O Retrato de Ricardina - Cap. 11: CAPÍTULO XI - MEMÓRIAS DOLOROSAS Pág. 67 / 178

Abraçaram-se taciturnos, desluzidos do menor lume de entusiasmo, pedindo tacitamente coragem uns aos outros. Neste lance; sobreveio outro sorteado, Bento Adjuto Soares coiceiro, de 24 anos possante, destemeroso, sedento de perigos, e bom para zombar deles na aresta da voragem. Entrou representando a passagem de Orestes, famoso baile trágico, que ele tinha visto representar no Teatro de S. João em Agosto do ano anterior. Figurou-se ele de Pílades apresentando a urna com as cinzas de Orestes. A urna era o gorro; e as cinzas eram castanhas piladas que ele depunha aos pés de Egisto que vinha a ser Bernardo. Depois, voltando-se para o filho do capitão-mor de Sintra, exclamou:

- Faze tu de Clitemnestra, ó Reis, que és bonito!

O jovem olhava triste para as truanices de coiceiro. Os outros pareciam invejar-lhe o grande ânimo ou a carnívora crueldade.

Quase agastado da indiferença do auditório, Bento Adjuto compôs sisudamente o aspeto e disse:

- Temos homens ou meninas? Podemos contar com treze irmãos juramentados, ou faz-se votação nova?

- Quem te disse que a nossa seriedade é medo? - respondeu com hombridade Bernardo Moniz. - Se não rimos das tuas pilhérias, a culpa é tua, coiceiro. Dá-nos cenas mais salgadas, se podes.

- Folgo de altivez! Sim, senhor! - volveu coiceiro. - Parecias-me agora grego ou romano pelo tom e pela postura!

- Português, somente - replicou o médico, satisfeito do aprumo do irmão.
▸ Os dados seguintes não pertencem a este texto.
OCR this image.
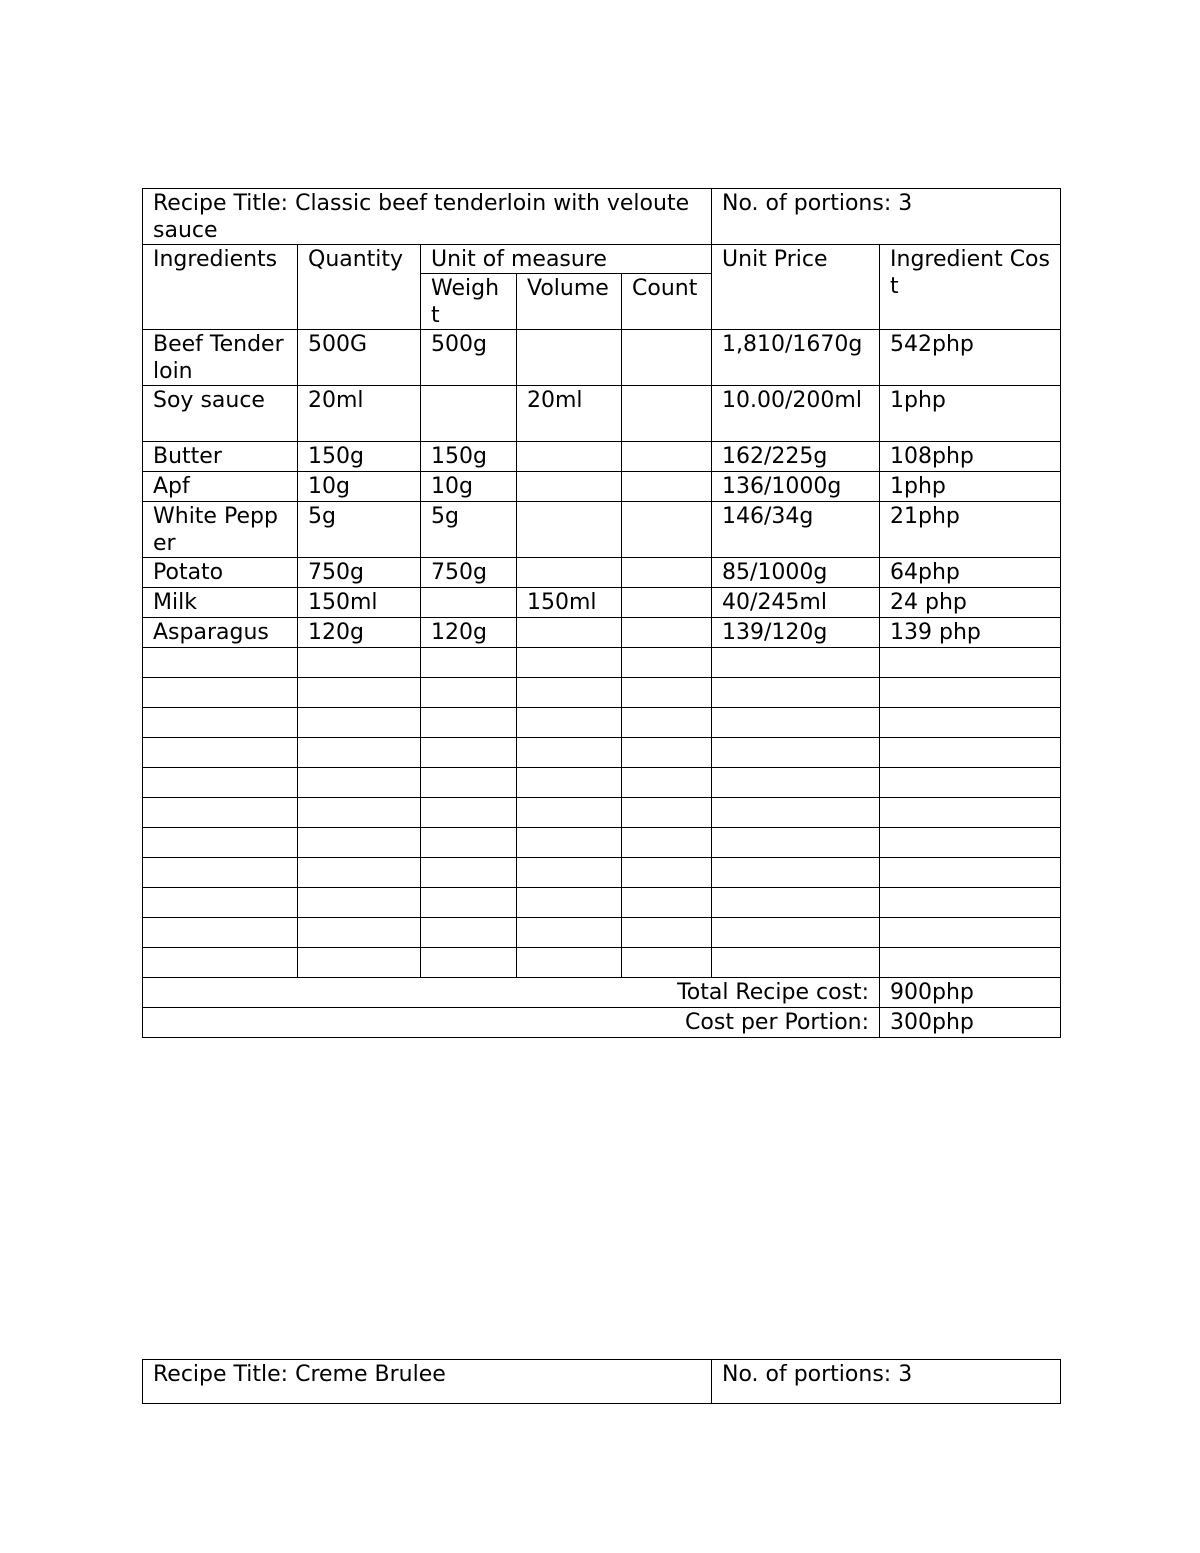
Recipe Title: Classic beef tenderloin with veloute sauce					No. of portions: 3	
Ingredients	Quantity	Unit of measure			Unit Price	Ingredient Cost
		Weight	Volume	Count		
Beef Tenderloin	500G	500g			1,810/1670g	542php
Soy sauce	20ml		20ml		10.00/200ml	1php
Butter	150g	150g			162/225g	108php
Apf	10g	10g			136/1000g	1php
White Pepper	5g	5g			146/34g	21php
Potato	750g	750g			85/1000g	64php
Milk	150ml		150ml		40/245ml	24 php
Asparagus	120g	120g			139/120g	139 php

Total Recipe cost:						900php
Cost per Portion:						300php
Recipe Title: Creme Brulee	No. of portions: 3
Seguiu-se uma prática ordenada a discutir a matéria que na reunião noturna havia de votar-se. Era simplesmente o local da emboscada; que o restante fora decidido na véspera. À proporção que se afogueava o assunto, ardentemente debatido por coiceiro, os três consortes ganharam o entusiasmo próprio dos anos, e saíram do quebranto em que os atonizara menos o medo das leis que a repugnância de matar sem o incentivo do extremo ódio.